Tufts Faculty

Keywords: human resilience as a function of human adaptation; psychosocial and mental well-being in post-conflict and post-disaster settings; water supply, sanitation and hygiene promotion in East Africa, Horn of Africa, India and Afghanistan; international humanitarian policy and public health; social-ecological resilience and sustainability in Sub-Saharan Africa.
Her main research interests are the socio-cultural determinants of resilience; the role of social capital (social support, social cohesion, informal and formal institutions that sustain shared values, trust and reciprocity) in promoting and sustaining psychosocial and mental well-being. Dr. Almedom is also engaged in advising masters and doctoral students whose research projects range from ethnobotany, cultural and social-ecological resilience to water resources management and sustainability. She serves as core faculty advisor in the Water: Science, Systems and Society (WSSS) cross-school Program; and several of the undergraduate-focused programs of the Institute for Global Leadership including EPIIC, Voices from the Field, Engineers Without Borders (EWB) and the newly established local student-led, precedent-setting Chapter of Physicians for Human Rights (PHR). Dr Almedom brings a holistic international perspective to the study of health, culture and sustainability. Dr. Almedom directs the Luce Program, which has offered highly valued interdisciplinary research and internship opportunities in public health to Tufts students (graduate and undergraduate) both on campus and in the field; including the competitive Luce-IGL student research scholarship in collaboration with the International Relations Program. She is also collaborating with the MPH Program on a new course, “Media, Health and Complex Emergencies” to be offered in 2007. More Information.
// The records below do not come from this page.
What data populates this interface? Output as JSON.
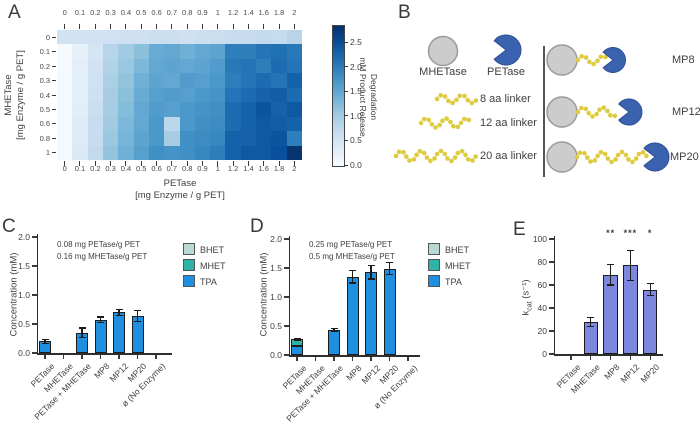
{
  "panel_a": {
    "label": "A"
  },
  "panel_b": {
    "label": "B",
    "mhetase_label": "MHETase",
    "petase_label": "PETase",
    "linkers": [
      "8 aa linker",
      "12 aa linker",
      "20 aa linker"
    ],
    "fusions": [
      "MP8",
      "MP12",
      "MP20"
    ],
    "colors": {
      "mhetase_gray": "#cccccc",
      "petase_blue": "#3b62ae",
      "linker_yellow": "#decb40"
    }
  },
  "panel_c": {
    "label": "C"
  },
  "panel_d": {
    "label": "D"
  },
  "panel_e": {
    "label": "E",
    "ylabel_prefix": "k",
    "ylabel_sub": "cat",
    "ylabel_suffix": " (s⁻¹)"
  },
  "chart_data": [
    {
      "id": "panel-a-heatmap",
      "type": "heatmap",
      "xlabel_line1": "PETase",
      "xlabel_line2": "[mg Enzyme / g PET]",
      "ylabel_line1": "MHETase",
      "ylabel_line2": "[mg Enzyme / g PET]",
      "x_tick_labels": [
        "0",
        "0.1",
        "0.2",
        "0.3",
        "0.4",
        "0.5",
        "0.6",
        "0.7",
        "0.8",
        "0.9",
        "1",
        "1.2",
        "1.4",
        "1.6",
        "1.8",
        "2"
      ],
      "y_tick_labels": [
        "0",
        "0.1",
        "0.2",
        "0.3",
        "0.4",
        "0.5",
        "0.6",
        "0.8",
        "1"
      ],
      "vmin": 0,
      "vmax": 2.85,
      "colorbar_label_line1": "Degradation",
      "colorbar_label_line2": "mM Product Release",
      "colorbar_ticks": [
        "0.0",
        "0.5",
        "1.0",
        "1.5",
        "2.0",
        "2.5"
      ],
      "values": [
        [
          0.55,
          0.55,
          0.55,
          0.58,
          0.6,
          0.6,
          0.62,
          0.62,
          0.6,
          0.63,
          0.65,
          0.7,
          0.68,
          0.75,
          0.72,
          0.85
        ],
        [
          0.03,
          0.25,
          0.5,
          0.85,
          1.05,
          1.2,
          1.45,
          1.5,
          1.4,
          1.5,
          1.55,
          2.0,
          2.0,
          2.1,
          2.15,
          2.05
        ],
        [
          0.03,
          0.28,
          0.55,
          0.9,
          1.1,
          1.3,
          1.5,
          1.55,
          1.5,
          1.55,
          1.65,
          2.05,
          2.1,
          2.0,
          2.2,
          2.1
        ],
        [
          0.04,
          0.3,
          0.58,
          0.95,
          1.15,
          1.4,
          1.55,
          1.5,
          1.65,
          1.6,
          1.7,
          2.0,
          2.1,
          2.2,
          2.1,
          2.3
        ],
        [
          0.04,
          0.3,
          0.6,
          1.0,
          1.2,
          1.45,
          1.6,
          1.65,
          1.6,
          1.7,
          1.75,
          2.1,
          2.2,
          2.3,
          2.35,
          2.2
        ],
        [
          0.04,
          0.32,
          0.65,
          1.0,
          1.25,
          1.5,
          1.65,
          1.6,
          1.7,
          1.75,
          1.8,
          2.2,
          2.3,
          2.45,
          2.3,
          2.4
        ],
        [
          0.05,
          0.35,
          0.68,
          1.05,
          1.3,
          1.5,
          1.7,
          0.8,
          1.7,
          1.8,
          1.85,
          2.2,
          2.3,
          2.4,
          2.35,
          2.3
        ],
        [
          0.05,
          0.35,
          0.7,
          1.1,
          1.35,
          1.55,
          1.7,
          1.0,
          1.8,
          1.85,
          1.9,
          2.3,
          2.3,
          2.4,
          2.45,
          2.0
        ],
        [
          0.05,
          0.4,
          0.75,
          1.15,
          1.4,
          1.6,
          1.8,
          1.75,
          1.8,
          1.9,
          2.0,
          2.3,
          2.4,
          2.4,
          2.5,
          2.8
        ]
      ]
    },
    {
      "id": "panel-c-bars",
      "type": "stacked-bar",
      "ylabel": "Concentration (mM)",
      "ylim": [
        0,
        2.0
      ],
      "ytick_labels": [
        "0.0",
        "0.5",
        "1.0",
        "1.5",
        "2.0"
      ],
      "annotation_lines": [
        "0.08 mg PETase/g PET",
        "0.16 mg MHETase/g PET"
      ],
      "legend": [
        {
          "label": "BHET",
          "color": "#b9d9d5"
        },
        {
          "label": "MHET",
          "color": "#2db4a8"
        },
        {
          "label": "TPA",
          "color": "#1f8fe0"
        }
      ],
      "categories": [
        "PETase",
        "MHETase",
        "PETase + MHETase",
        "MP8",
        "MP12",
        "MP20",
        "ø (No Enzyme)"
      ],
      "bars": [
        {
          "segments": [
            {
              "name": "TPA",
              "value": 0.2
            }
          ],
          "error": 0.03
        },
        {
          "segments": [],
          "error": 0
        },
        {
          "segments": [
            {
              "name": "TPA",
              "value": 0.35
            }
          ],
          "error": 0.08
        },
        {
          "segments": [
            {
              "name": "TPA",
              "value": 0.57
            }
          ],
          "error": 0.05
        },
        {
          "segments": [
            {
              "name": "TPA",
              "value": 0.7
            }
          ],
          "error": 0.05
        },
        {
          "segments": [
            {
              "name": "TPA",
              "value": 0.64
            }
          ],
          "error": 0.09
        },
        {
          "segments": [],
          "error": 0
        }
      ]
    },
    {
      "id": "panel-d-bars",
      "type": "stacked-bar",
      "ylabel": "Concentration (mM)",
      "ylim": [
        0,
        2.0
      ],
      "ytick_labels": [
        "0.0",
        "0.5",
        "1.0",
        "1.5",
        "2.0"
      ],
      "annotation_lines": [
        "0.25 mg PETase/g PET",
        "0.5 mg MHETase/g PET"
      ],
      "legend": [
        {
          "label": "BHET",
          "color": "#b9d9d5"
        },
        {
          "label": "MHET",
          "color": "#2db4a8"
        },
        {
          "label": "TPA",
          "color": "#1f8fe0"
        }
      ],
      "categories": [
        "PETase",
        "MHETase",
        "PETase + MHETase",
        "MP8",
        "MP12",
        "MP20",
        "ø (No Enzyme)"
      ],
      "bars": [
        {
          "segments": [
            {
              "name": "TPA",
              "value": 0.15
            },
            {
              "name": "MHET",
              "value": 0.12
            }
          ],
          "error": 0.015
        },
        {
          "segments": [],
          "error": 0
        },
        {
          "segments": [
            {
              "name": "TPA",
              "value": 0.43
            }
          ],
          "error": 0.02
        },
        {
          "segments": [
            {
              "name": "TPA",
              "value": 1.35
            }
          ],
          "error": 0.11
        },
        {
          "segments": [
            {
              "name": "TPA",
              "value": 1.43
            }
          ],
          "error": 0.12
        },
        {
          "segments": [
            {
              "name": "TPA",
              "value": 1.49
            }
          ],
          "error": 0.1
        },
        {
          "segments": [],
          "error": 0
        }
      ]
    },
    {
      "id": "panel-e-bars",
      "type": "bar",
      "ylabel": "kcat (s⁻¹)",
      "ylim": [
        0,
        100
      ],
      "ytick_labels": [
        "0",
        "20",
        "40",
        "60",
        "80",
        "100"
      ],
      "categories": [
        "PETase",
        "MHETase",
        "MP8",
        "MP12",
        "MP20"
      ],
      "values": [
        0,
        28,
        69,
        77,
        56
      ],
      "errors": [
        0,
        4,
        9,
        13,
        5
      ],
      "significance": [
        "",
        "",
        "**",
        "***",
        "*"
      ],
      "bar_color": "#7d87de"
    }
  ]
}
Keywords: diarrheal disease, E. coli toxins, malnutrition, HIV, India, Vietnam, Argentina, South Africa, Injection drug use
Dr. Gorbach is a Professor of Medicine, Public Health, and Microbiology at the Medical School. He is also a Professor at the Nutrition School and former Chair of the Division of Geographic Medicine and Infectious Diseases and of the Division of Nutrition and Infection. He has been involved in research related to global issues in nutrition and infectious disease for the last 45 years. He worked in Calcutta in the 1960’s, he and his groups made the original description of toxin production by E. coli bacteria (ETEC) as causative agents for watery diarrheal disease. At the same time he worked with colleagues in South India to describe the epidemic form of tropical sprue. Dr. Gorbach has been continuously funded by the NIH for more than 30 years to conduct research in diarrheal disease, nutritional and metabolic status in HIV, and manifestations of HIV infection in individuals with co-morbid hepatitis B and C . He is also working with a group of investigators in South Africa on manifestations of HIV disease in a pediatric population, in which the role of malnutrition and diarrheal disease is quantified. He has worked in Mexico and other regions in South America as well as in Africa and India. He is currently the PI of a NIDA funded study of metabolic abnormalities in drug using populations in Hanoi Vietnam, Chennai, Tamilnadu, India and Buenos Aires, Argentina. He sits on the CFAR executive committee and is the director of the GI, Nutrition and Metabolism Core, which has supported work in India and Vietnam, and he is the PI of the NIDA funded Center for Drug Abuse and AIDS Research (CDAAR).